Court Holds That Questions During Deposition Were Sufficient To Give Notice Of Theory Of Liability

In Valenti v. Camins, the First Department held that a defendant on summary judgment must oppose even a vague, undefined theory of liability in a bill of particulars so long as the theory was clarified or amplified by plaintiff’s deposition questions.  In this medical malpractice action arising out of the plaintiff’s spinal surgery, the bill of particulars alleged only “improper placement of orthopedic hardware.”  In response to defendants' motion for summary judgment, the plaintiff attached an affirmation alleging that defendants improperly placed a screw at C7 and not C6.  On reply, defendants submitted an affidavit from a radiologist opposing that view.
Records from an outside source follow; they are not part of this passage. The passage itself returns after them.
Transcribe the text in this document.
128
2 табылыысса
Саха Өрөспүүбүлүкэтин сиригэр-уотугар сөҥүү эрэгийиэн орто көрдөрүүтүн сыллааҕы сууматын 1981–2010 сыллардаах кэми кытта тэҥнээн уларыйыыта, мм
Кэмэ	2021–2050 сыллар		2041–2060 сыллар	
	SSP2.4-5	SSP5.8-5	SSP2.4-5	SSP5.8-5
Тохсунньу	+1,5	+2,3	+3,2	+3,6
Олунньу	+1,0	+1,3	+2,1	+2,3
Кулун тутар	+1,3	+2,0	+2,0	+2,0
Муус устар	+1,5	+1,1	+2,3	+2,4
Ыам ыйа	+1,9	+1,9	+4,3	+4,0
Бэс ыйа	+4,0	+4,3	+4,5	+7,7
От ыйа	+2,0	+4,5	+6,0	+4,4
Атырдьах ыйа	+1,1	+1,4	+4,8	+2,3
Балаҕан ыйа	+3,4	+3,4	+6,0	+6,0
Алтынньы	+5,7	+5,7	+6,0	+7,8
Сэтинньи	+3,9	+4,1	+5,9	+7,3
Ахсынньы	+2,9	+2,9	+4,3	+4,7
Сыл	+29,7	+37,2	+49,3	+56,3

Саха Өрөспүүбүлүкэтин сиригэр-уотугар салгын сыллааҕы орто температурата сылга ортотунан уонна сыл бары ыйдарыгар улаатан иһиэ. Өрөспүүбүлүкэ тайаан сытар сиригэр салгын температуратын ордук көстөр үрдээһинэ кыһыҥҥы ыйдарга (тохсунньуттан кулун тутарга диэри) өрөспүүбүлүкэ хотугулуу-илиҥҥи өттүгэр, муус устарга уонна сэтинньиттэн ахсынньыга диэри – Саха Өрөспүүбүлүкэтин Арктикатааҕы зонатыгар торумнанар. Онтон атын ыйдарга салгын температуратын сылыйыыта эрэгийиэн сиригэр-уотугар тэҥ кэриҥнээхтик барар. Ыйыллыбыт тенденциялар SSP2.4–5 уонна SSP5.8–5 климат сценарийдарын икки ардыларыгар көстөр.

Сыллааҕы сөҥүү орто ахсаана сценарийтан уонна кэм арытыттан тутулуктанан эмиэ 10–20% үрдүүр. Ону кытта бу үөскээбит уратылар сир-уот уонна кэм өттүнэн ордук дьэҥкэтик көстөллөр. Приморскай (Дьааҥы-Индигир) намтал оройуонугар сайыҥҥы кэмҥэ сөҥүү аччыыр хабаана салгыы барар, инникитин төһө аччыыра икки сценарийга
The First Department held that the trial court should not have considered the radiologist's affirmation on reply because the defendants had notice of the argument and should have attached it earlier to meet its prima facie burden.  In holding that the parties were on notice of the plaintiff’s claim, the majority relied on various depositions where plaintiff’s attorney asked questions about documents that suggested a spinal screw might have been placed at C7 and not C6.  The dissent argued that the defendants could have believed that the claim was a non-issue because when the questions were posed, the witnesses testified that it was simply a scrivener's mistake and that the records should say C6.